Ha ragione Luigi Manconi quando, a proposito di Sanremo, scrive che “la rassegna canora andrebbe imposta come materia di studio obbligatoria a quanti rivestono qualsiasi mansione pubblica”. Nell’articolo per Repubblica dice anche che guardando Sanremo il ministro della Cultura Sangiulianoavrebbe scoperto che lo scacco culturale della destra non si deve al fatto che la sinistra abbia ostacolato la pubblicazione delle opere di Benedetto Croce perché ritenuto troppo conservatore. La marginalità della destra si deve, piuttosto, alla sua estraneità ai grandi processi di trasformazione culturale del Paese”.

Siamo nella zona del concetto di nazional-popolare “ancorché abusato – dice Manconi – si confà perfettamente al Festival…”. Una lettura, quella dell’ex senatore, più che condivisibile. Basti pensare alle polemiche di questi giorni, ma soprattutto a quello che è successo nel mondo della comunicazione. Se la politica si è fatta spettacolo (per esempio nei vari talk show) lo spettacolo si fa politica e diventa luogo del conflitto. Debord spiegava negli anni ‘70 come, con il tempo, il conflitto di classe si sarebbe spostato nell’immaginario.

E niente è più immaginario di Sanremo. Questo vuol dire che siamo nell’Olimpo del sapere? Che Sanremo è da osannare? No, in quanto specchio della società, ci spiega meglio di tanti saggi quello che sta accadendo: immobilismo, trasformazioni, stereotipi e nuove identità, tutto si mescola e deve essere interpretato. Nessuna esaltazione, ma uno sguardo che possa e sappia leggere quello che sta accadendo. Comprese le novità, come quelle incarnata da Chiara Ferragni che ha portato per la prima volta sul palco i centri Di.Re. Di violenza si parla spesso, ma sempre puntando sulle vittime, sul momento della fragilità. Questa volta davanti al pubblico invece ci sono state le donne che combattono contro la violenza. È stata messa in scena la loro forza.

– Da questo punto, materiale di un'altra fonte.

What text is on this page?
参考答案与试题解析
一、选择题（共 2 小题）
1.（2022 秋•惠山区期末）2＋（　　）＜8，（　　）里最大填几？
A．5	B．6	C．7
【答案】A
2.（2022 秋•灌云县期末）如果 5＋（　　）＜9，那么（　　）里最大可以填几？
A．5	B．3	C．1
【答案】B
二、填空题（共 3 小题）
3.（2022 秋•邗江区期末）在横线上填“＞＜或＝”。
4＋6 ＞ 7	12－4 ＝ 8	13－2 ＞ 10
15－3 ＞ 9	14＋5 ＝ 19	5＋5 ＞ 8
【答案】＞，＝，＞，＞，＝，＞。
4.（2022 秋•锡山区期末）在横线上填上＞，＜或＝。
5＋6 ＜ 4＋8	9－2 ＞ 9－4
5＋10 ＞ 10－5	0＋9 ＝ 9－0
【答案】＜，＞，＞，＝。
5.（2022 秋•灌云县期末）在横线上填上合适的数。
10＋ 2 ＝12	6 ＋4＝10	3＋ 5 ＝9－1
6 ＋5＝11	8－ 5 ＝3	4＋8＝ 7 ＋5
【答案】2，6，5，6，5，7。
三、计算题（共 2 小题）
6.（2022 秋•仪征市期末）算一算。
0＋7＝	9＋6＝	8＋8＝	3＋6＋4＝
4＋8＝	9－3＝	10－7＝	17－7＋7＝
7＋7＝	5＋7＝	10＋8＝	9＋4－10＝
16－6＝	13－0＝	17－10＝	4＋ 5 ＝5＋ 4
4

La vittoria dei Fratelli d’Italia alle scorse elezioni non può esaurire il discorso su che cosa sia diventato questo Paese. In scena a Sanremo c’è una realtà che contrastata con quella vittoria e quella cultura. La rabbia di Salvini si spiega anche così. Lui non guarderà oggi la puntata finale ma la guarderanno molti ragazze e molte ragazze – il numero dei giovanissimi in questa edizione è aumentata anche per il massiccio uso dei social – e tra i cantanti sentiranno e vedranno per esempio Rosa Chemical, che propone una sonora presa in giro del cosiddetto Made in Italy (titolo della sua canzone) a cui contrappone la libertà di mettersi il rossetto anche se “maschi” e di essere perversi. Le nuove generazioni sono già da un’altra parte.